George Kurien has been teaching German for the past 25 years. Efforts are on to publish his detailed notes as study material for aspiring students
“I hope you keep time,” George Kurien says, a tad sternly over telephone, for an interview at 11.30 a.m. The 73-year-old German teacher is “very particular” about time. He does not use a cell phone and believes in learning for the sake of knowledge. Prof. Kurien holds the values of the old world close to his heart. Old world because “learning these days has become purely examination-oriented. There is no sincerity. Since when have we become so materialistic?” he asks.
For over 25 years, Kurien has been teaching German. A room on the upper storey of his house in Kacheripadi is his classroom, where he spends the entire day—from 5.30 a.m. to 6.30 p.m. Generations of students have learnt German from him, most of them with an aim of migrating to Germany. “I still get a lot of calls from students who want to know if they would get a certificate from me. But I refuse. I teach a language,” he says.
An M.Sc in chemistry from Maharaja's College, Kochi, Kurien started his teaching career at Sacred Heart College, Thevara, as a chemistry professor. When he won a scholarship from the German Cultural Ministry for doing research in oils and fats, he decided to move to Germany. “It was the 60s and I was only 21. I did not know a word of German and I went without any training.” For three months he found it extremely difficult to communicate. “It did not affect my work much, for if you know the language of chemistry, spoken language is not a barrier.”

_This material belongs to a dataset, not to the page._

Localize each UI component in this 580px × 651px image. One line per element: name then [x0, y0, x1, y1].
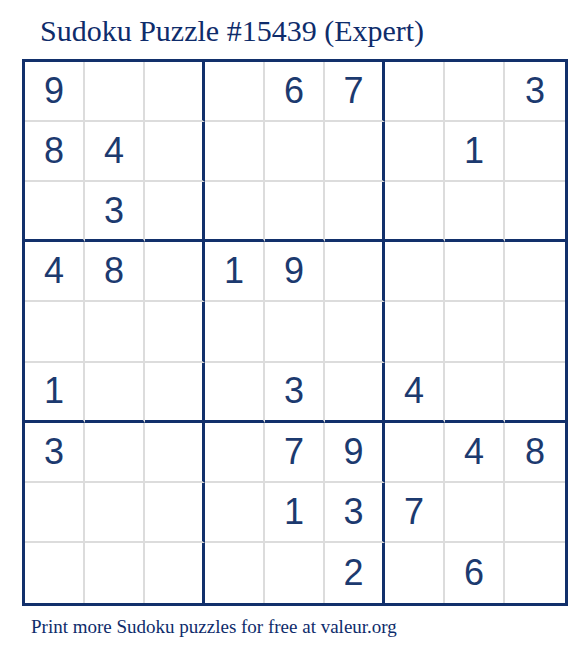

However, Kurien was determined to teach himself German. He attended a short course and later, worked on the ethos of the language. By the time he returned to India in 1970, he was fluent in German. “I could read and write and speak and enjoy the language.” Though teaching was never on the horizon, Kurien’s sister, who was a German teacher at the Cochin University of Science and Technology, entrusted a few of her students to his care. “That was a small batch and I learnt that I enjoyed imparting my knowledge of the language.” Even as he started his own company, Noah Marine Paints in Aroor, which deals with marine paints and resins, he continued teaching German.
Kurien’s students say he teaches language like he would chemistry—scientific and extremely methodical. Considered to be one of the most difficult of European languages, German requires thorough understanding and practice. Right from the first day, Kurien teaches his students to read and speak. “Speaking is to make sentences. If you can make sentences, you can speak,” he says.
Importance of sincerity
Kurien believes one can learn a language and do justice to it only if it is for a purpose. “You need to use it regularly. I think students are sincere to it only when there is a necessity.” He turns down students who come to learn German for the sake of love for the language. “It may seem harsh. But in my experience, very few people have actually learnt it for the joy of learning. Most of them drop out after a few classes.” However, there are a few whom he entertains. For instance, he recently had a 60-year-old retired bank officer, who approached him for classes. “He just wanted to go to Germany to be with his daughter for a few months. Knowledge of the language is not required, but he insisted that I teach him and I did. He did a good job.”
Demand for German is growing and Kurien still gets calls from institutions and students. “But I discourage them. I am not a peddler. I cannot bring language to your doorstep. Education is something you have to seek.” In his free time, he translates documents, manuscripts and correspondences from German to English and vice versa. Kurien keeps his interest alive by reading fiction as well as non-fiction in German. Among his favourites are The Magic Mountain by Thomas Mann and works by Heinrich Boll. Efforts are on to publish Kurien’s detailed notes as study material for aspiring students.